Picture an emotional Helen Keller: a maelstrom of emotions inside, separated from a storm of sensation outside by a lonely boy with neither the psychic nor the literal vocabulary to discuss the reality of his life, but with the strength to yawp a no and the need to build a yes with tools no one had ever told him existed.

At home, the sounds and the scene papered over the void. Sixties pop was the sound of sensation, the father of rock and the legitimate child of rock'n'roll (whose bastard took after grandpappy Hank Williams and hijacked half of country music). It signified with a smile and coded cool in the words for journalists to (mis)interpret, but it served to calm and to cover as much as to wake and to lead. In this it mirrored as it defined the scene around, the questing, questioning, querulous calls for battle without blood, for instant evolution, for change – right now, all the way but not too far.

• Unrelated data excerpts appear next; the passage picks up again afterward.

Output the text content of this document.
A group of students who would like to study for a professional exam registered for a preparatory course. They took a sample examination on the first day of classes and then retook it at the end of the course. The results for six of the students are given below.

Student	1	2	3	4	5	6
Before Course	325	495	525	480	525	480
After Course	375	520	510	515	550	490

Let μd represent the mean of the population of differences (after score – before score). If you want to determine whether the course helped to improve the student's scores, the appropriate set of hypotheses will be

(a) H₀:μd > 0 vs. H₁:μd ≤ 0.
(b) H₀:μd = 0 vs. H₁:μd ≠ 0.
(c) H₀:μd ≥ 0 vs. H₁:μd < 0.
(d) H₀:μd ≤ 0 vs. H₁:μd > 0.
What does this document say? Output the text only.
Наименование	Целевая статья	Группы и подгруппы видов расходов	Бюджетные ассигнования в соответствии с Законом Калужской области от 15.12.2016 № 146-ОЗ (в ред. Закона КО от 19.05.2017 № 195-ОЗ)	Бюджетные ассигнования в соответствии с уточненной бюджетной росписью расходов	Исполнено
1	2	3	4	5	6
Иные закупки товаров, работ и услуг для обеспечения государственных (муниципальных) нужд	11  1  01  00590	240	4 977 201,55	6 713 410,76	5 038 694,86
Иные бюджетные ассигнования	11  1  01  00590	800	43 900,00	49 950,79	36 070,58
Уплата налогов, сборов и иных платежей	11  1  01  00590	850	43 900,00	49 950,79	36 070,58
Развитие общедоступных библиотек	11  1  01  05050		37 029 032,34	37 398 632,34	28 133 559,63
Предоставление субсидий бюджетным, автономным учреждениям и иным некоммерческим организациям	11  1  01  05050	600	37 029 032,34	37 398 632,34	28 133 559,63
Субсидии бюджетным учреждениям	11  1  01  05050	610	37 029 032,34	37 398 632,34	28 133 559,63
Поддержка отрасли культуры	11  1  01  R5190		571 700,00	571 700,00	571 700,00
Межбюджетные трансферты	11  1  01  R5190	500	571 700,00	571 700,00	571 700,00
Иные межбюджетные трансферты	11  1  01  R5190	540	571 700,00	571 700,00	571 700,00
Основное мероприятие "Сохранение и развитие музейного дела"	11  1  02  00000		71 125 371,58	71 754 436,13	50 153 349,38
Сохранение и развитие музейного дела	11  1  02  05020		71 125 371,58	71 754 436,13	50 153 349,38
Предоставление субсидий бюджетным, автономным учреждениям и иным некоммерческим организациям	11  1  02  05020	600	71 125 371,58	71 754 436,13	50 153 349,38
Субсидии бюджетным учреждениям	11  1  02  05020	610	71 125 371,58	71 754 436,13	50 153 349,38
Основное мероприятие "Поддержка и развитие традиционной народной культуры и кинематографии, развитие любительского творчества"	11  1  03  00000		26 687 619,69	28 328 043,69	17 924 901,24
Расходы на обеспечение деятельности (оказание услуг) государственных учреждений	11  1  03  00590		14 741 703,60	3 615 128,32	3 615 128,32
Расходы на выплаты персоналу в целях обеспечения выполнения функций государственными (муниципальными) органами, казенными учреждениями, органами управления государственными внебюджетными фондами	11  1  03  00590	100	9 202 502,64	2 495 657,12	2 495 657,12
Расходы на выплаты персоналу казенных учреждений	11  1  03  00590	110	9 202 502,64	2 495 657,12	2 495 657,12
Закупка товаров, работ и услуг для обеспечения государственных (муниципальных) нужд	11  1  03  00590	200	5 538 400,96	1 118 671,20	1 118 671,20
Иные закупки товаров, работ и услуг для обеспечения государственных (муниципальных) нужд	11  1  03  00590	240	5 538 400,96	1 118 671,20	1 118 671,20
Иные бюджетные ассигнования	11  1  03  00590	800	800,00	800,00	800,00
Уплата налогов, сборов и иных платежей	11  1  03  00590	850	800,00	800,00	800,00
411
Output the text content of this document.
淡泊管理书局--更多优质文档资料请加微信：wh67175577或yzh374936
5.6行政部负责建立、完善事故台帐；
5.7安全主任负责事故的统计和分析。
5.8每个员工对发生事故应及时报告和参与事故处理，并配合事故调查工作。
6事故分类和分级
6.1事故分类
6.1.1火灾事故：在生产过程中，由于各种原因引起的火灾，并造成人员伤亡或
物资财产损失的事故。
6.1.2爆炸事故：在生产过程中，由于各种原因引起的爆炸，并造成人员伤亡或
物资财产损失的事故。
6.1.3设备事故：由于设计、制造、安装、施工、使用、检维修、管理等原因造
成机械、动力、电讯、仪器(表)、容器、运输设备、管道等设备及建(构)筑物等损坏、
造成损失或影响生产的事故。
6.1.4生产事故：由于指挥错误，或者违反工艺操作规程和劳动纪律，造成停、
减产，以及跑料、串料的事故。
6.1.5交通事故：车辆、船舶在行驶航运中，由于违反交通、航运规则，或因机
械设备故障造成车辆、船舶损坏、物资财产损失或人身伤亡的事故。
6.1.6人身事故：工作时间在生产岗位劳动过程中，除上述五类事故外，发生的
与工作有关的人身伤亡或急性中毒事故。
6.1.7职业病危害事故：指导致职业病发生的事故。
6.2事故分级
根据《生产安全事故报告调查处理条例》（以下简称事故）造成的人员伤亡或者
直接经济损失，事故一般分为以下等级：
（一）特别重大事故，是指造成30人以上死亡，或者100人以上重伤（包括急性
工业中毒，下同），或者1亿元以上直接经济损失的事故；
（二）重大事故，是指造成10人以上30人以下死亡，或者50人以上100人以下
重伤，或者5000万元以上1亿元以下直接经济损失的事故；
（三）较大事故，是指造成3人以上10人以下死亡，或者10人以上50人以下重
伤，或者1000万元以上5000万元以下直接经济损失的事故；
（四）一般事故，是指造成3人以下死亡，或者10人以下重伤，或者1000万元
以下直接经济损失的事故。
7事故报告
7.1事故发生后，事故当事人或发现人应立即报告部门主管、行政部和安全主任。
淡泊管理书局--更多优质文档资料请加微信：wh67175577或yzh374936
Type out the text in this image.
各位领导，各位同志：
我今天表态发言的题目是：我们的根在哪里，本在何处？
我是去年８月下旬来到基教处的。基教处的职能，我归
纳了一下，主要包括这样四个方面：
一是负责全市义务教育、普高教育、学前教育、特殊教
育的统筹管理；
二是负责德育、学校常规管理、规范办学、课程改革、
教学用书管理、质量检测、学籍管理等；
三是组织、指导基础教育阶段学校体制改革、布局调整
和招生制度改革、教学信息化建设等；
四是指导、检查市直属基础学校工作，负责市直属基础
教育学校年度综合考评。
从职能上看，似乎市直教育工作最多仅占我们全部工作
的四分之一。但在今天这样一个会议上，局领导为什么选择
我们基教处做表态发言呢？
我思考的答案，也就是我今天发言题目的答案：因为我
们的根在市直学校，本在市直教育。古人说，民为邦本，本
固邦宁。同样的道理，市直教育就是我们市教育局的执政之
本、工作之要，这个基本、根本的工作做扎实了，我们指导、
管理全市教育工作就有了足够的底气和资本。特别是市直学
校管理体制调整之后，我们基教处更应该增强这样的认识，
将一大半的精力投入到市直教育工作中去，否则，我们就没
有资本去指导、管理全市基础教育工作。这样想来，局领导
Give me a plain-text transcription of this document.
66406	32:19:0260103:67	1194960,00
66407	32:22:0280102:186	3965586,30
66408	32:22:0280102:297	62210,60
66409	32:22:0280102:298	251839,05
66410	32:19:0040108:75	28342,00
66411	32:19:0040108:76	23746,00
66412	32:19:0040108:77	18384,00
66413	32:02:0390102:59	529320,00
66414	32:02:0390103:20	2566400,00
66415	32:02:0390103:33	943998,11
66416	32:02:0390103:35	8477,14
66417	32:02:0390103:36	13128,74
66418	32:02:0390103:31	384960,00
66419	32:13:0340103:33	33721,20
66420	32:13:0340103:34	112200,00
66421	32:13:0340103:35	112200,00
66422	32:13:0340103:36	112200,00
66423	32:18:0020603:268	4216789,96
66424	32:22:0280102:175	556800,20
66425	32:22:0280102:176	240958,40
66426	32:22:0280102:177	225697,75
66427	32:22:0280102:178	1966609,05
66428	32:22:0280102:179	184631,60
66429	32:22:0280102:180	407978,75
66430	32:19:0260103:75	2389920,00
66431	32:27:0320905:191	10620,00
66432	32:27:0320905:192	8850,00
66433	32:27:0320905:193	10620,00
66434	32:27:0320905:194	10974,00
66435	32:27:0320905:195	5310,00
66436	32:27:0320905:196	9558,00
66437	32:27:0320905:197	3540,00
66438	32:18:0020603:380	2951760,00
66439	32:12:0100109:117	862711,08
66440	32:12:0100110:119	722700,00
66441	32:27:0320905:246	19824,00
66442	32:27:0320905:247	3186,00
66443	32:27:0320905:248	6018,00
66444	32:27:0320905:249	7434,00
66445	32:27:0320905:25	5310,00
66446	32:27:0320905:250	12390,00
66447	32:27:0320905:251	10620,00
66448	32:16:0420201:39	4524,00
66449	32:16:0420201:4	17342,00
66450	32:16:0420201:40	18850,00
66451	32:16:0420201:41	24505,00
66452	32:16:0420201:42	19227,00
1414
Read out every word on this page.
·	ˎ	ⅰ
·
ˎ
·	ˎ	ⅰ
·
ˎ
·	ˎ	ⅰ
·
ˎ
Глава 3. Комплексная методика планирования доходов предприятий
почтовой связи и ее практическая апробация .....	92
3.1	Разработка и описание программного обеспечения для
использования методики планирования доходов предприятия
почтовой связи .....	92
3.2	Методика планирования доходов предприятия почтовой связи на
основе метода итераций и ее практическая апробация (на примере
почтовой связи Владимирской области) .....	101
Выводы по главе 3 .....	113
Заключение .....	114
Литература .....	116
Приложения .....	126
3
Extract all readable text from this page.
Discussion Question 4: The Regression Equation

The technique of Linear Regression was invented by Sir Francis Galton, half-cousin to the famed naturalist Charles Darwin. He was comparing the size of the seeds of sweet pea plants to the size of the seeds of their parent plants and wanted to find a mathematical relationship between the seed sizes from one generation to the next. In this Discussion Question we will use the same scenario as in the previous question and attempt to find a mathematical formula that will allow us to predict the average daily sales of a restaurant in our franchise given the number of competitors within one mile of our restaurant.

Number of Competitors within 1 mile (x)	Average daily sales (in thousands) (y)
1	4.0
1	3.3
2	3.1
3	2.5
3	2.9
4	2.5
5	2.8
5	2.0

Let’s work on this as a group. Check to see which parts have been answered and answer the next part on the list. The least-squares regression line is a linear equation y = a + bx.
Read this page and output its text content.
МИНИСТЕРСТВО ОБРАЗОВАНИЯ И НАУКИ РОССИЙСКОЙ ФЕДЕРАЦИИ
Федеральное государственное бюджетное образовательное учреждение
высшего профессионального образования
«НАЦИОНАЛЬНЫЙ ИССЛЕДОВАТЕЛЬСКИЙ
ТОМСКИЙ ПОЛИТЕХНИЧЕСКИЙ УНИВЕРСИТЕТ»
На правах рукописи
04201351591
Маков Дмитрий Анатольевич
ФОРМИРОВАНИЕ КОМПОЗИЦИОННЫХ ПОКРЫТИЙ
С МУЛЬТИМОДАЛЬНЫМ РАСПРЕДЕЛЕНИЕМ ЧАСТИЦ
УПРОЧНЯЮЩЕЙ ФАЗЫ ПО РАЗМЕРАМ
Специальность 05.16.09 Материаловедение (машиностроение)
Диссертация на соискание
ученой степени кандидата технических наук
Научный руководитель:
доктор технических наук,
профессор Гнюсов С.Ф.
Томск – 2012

Establishment cynics grumbled that the kids weren't serious but never acknowledged how hard it is to conjure up a new destiny. When you call, like Emma Goldman, for a dancing revolution – "Je suis Marxiste, tendence Groucho," said the insurgent students of '68: "I'm for Groucho's style of Marx, brother" – you risk the seduction of the dance for its own sake. Better that by far than the body-numbing and brain-killing monotony of hopelessness that comes with acquiescence. Feeling anything is better than feeling nothing – a credo for freaks and therapists alike.

So Whitey in Herat was losing his crutches and slightly scared to walk. On the road, the traditional sources of sensory overload were mostly lost, although the intensifiers were emphatically present. But there were buses and trucks, there was a highway out of town, there was the allure of motion, the invitation of the new. Why stop to think? There was more to see.